Fracking and 1031 Exchange

Fracking and 1031 ExchangeMineral interests such as oil and gas are eligible for a 1031 exchange deferring federal and state capital gain taxes given the transactions satisfy the Internal Revenue Code Section 1031 requirements. Smart owners selling fracking mineral interests of natural gas deposits should consider whether a 1031 exchange makes sense. The tax that would otherwise be paid is deferrable into any type of real property, including investment and commercial properties. The 1031 exchange represents an indefinite interest free loan or additional working capital for use towards acquiring replacement property.

Fracking

Hydraulic fracturing is a method of capturing natural gas from deep shale formations by pumping water, chemicals and pressure into horizontally drilled wells, fracturing the shale and releasing natural gas. Large shale formations are found from New York state, the Great Lakes Region down to Texas and the Great Plains. Over 30 states report fracking activity. Land owners are being sought to sell or lease their mineral interests.

Mineral Interests

When most people think of the term “real property” they envision land with or without improvements on the land. In reality, however, real property may also include what lies beneath the land in the form of minerals, oil, or gas. In fact, sometimes what lies below the surface of the land is far more valuable than the surface of the land. Understanding this, the law allows for separate and distinct rights to attach to minerals, oil or gas. What happens then if mineral interests are included in a Section 1031 Exchange? Does the presence of minerals (or something else of value under the surface of the land) prevent the exchange from qualifying on the basis that the properties are not “like-kind”?

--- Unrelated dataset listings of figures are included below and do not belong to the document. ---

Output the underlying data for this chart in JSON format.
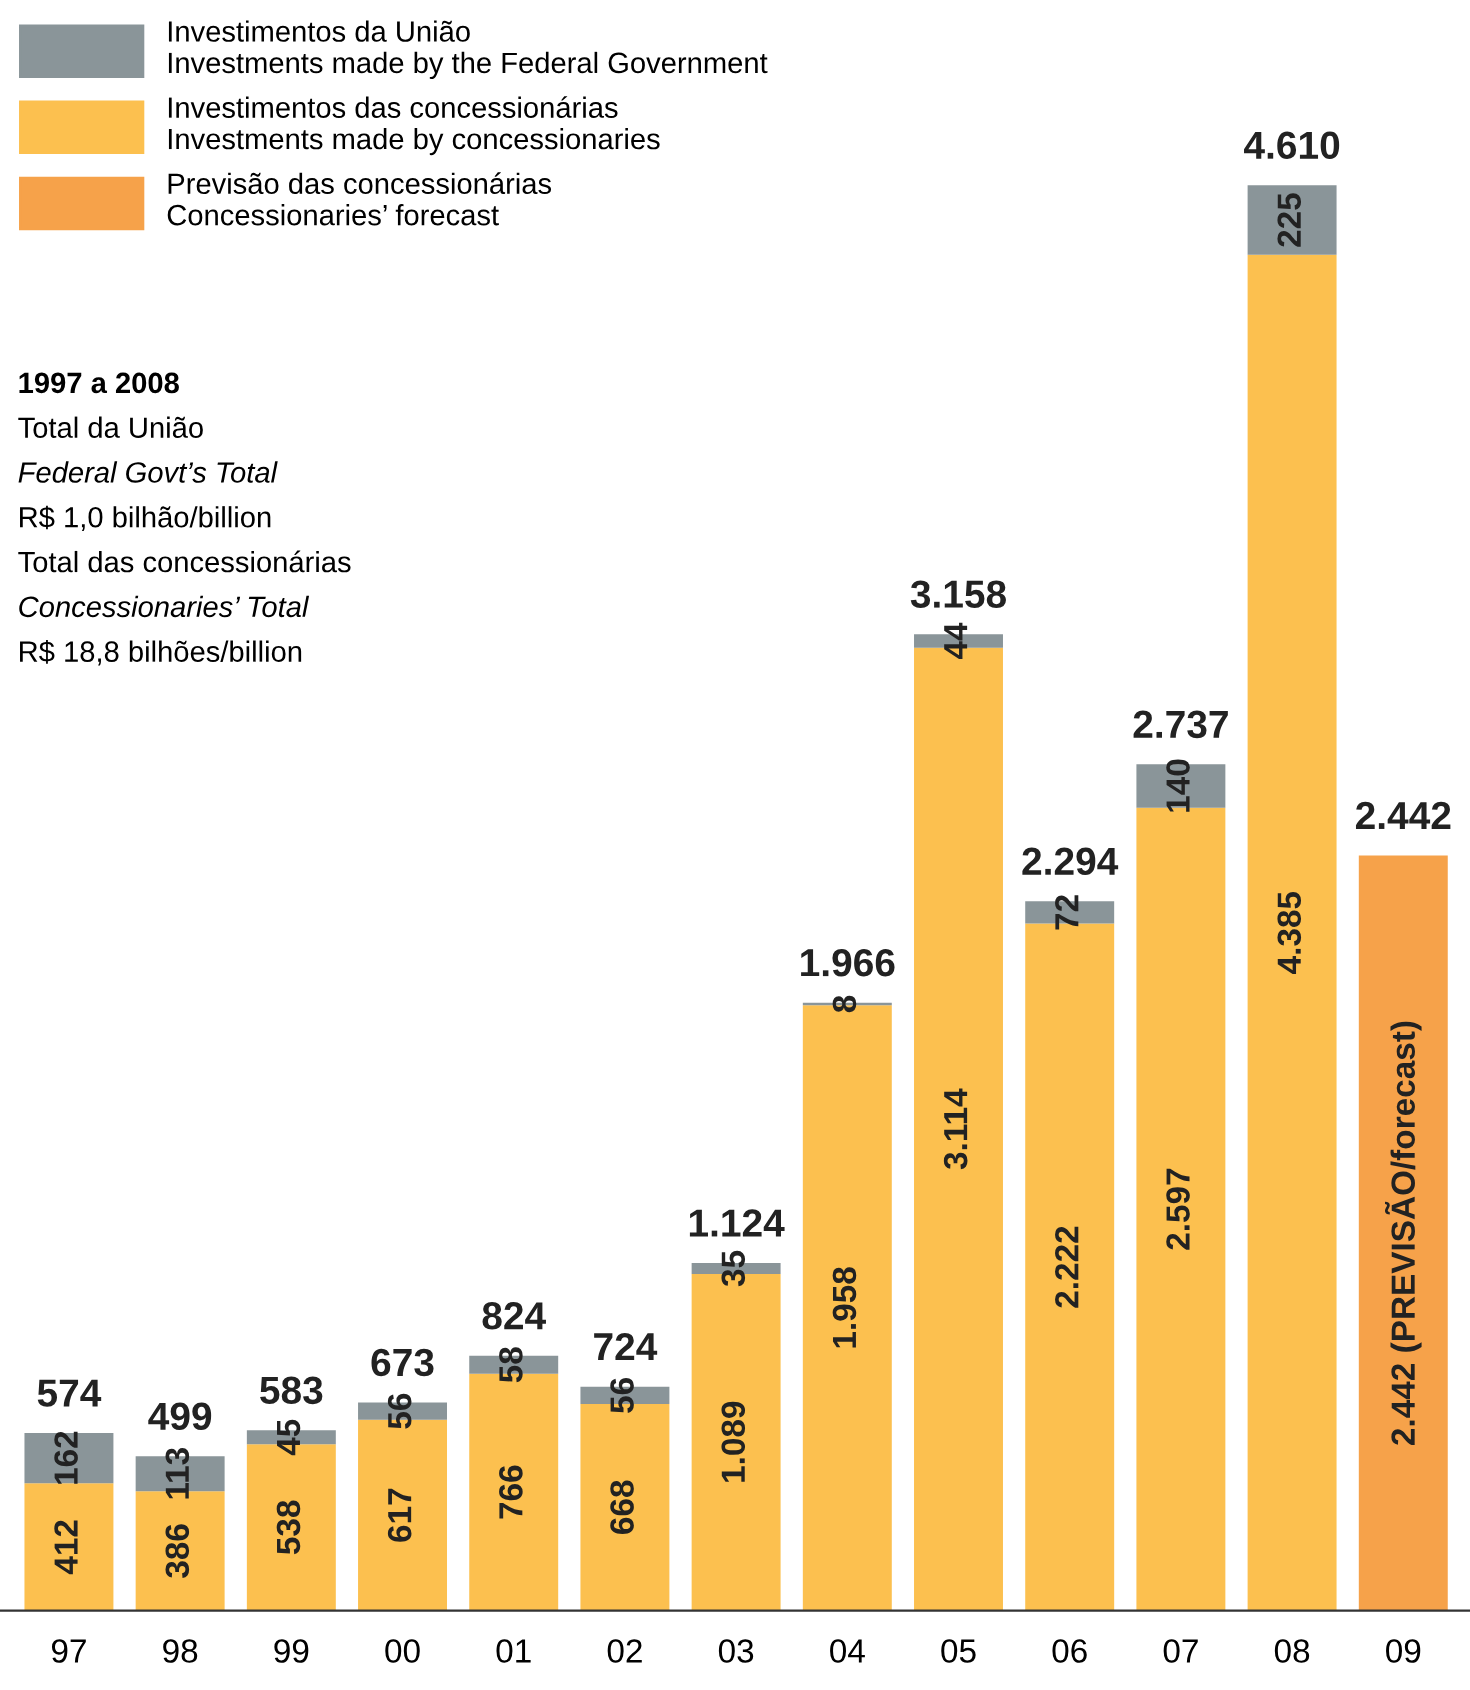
{
  "chart_data": {
    "type": "bar",
    "stacked": true,
    "categories": [
      "97",
      "98",
      "99",
      "00",
      "01",
      "02",
      "03",
      "04",
      "05",
      "06",
      "07",
      "08",
      "09"
    ],
    "series": [
      {
        "name": "Investimentos das concessionárias\nInvestments made by concessionaries",
        "color": "#fcc04f",
        "values": [
          412,
          386,
          538,
          617,
          766,
          668,
          1089,
          1958,
          3114,
          2222,
          2597,
          4385,
          null
        ],
        "value_labels": [
          "412",
          "386",
          "538",
          "617",
          "766",
          "668",
          "1.089",
          "1.958",
          "3.114",
          "2.222",
          "2.597",
          "4.385",
          null
        ]
      },
      {
        "name": "Investimentos da União\nInvestments made by the Federal Government",
        "color": "#8a9599",
        "values": [
          162,
          113,
          45,
          56,
          58,
          56,
          35,
          8,
          44,
          72,
          140,
          225,
          null
        ],
        "value_labels": [
          "162",
          "113",
          "45",
          "56",
          "58",
          "56",
          "35",
          "8",
          "44",
          "72",
          "140",
          "225",
          null
        ]
      },
      {
        "name": "Previsão das concessionárias\nConcessionaries’ forecast",
        "color": "#f6a24a",
        "values": [
          null,
          null,
          null,
          null,
          null,
          null,
          null,
          null,
          null,
          null,
          null,
          null,
          2442
        ],
        "value_labels": [
          null,
          null,
          null,
          null,
          null,
          null,
          null,
          null,
          null,
          null,
          null,
          null,
          "2.442 (PREVISÃO/forecast)"
        ]
      }
    ],
    "totals": [
      "574",
      "499",
      "583",
      "673",
      "824",
      "724",
      "1.124",
      "1.966",
      "3.158",
      "2.294",
      "2.737",
      "4.610",
      "2.442"
    ],
    "annotations": [
      "1997 a 2008",
      "Total da União",
      "Federal Govt’s Total",
      "R$ 1,0 bilhão/billion",
      "Total das concessionárias",
      "Concessionaries’ Total",
      "R$ 18,8 bilhões/billion"
    ],
    "tick_labels": "x",
    "legend": "top left",
    "grid": false
  }
}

A mineral lease qualifies for a 1031 exchange given the lease is for at least thirty years or perpetuity and enables the lessee the right to extract the mineral until exhausted. The exploration and extraction cost is borne by the lessee. Should the lessor grant a mineral lease and retains a royalty in an operating  or working interest, the lease does not qualify for a 1031 exchange given the lessor retains an economic interest, per Crook v. C.I.R. (1989). If the lease is for a period shorter than thirty years, the lease is not eligible for a 1031 exchange. A production payment represents the right to receive a payment based upon a pre-determined percentage of the minerals. This is considered a “carve out” and not considered real property for federal tax purposes and not eligible for a 1031 exchange.

A non-operating interest where the holder of the mineral royalty incurs no cost of production enabling the holder to receive a percentage of all minerals produced for the life of the property interest is known as a royalty interest and considered a real property interest eligible for 1031 consideration.

1031 Exchange

Internal Revenue Code Section 1031 states “no gain or loss is recognized on the exchange of property held for productive use in a trade, business or for investment if such property is exchanged solely for property of like kind which is to be used for productive use in a trade, business or for investment.” Real property can be exchanged for any real property while tangible and intangible personal property must be exchanged for like kind personal property. 1031 exchanges must be completed within 180 calendar days. The taxpayer who sells is the taxpayer who buys. Replacement properties must be equal to or greater in fair market value than the relinquished property to defer one hundred percent of the capital gain.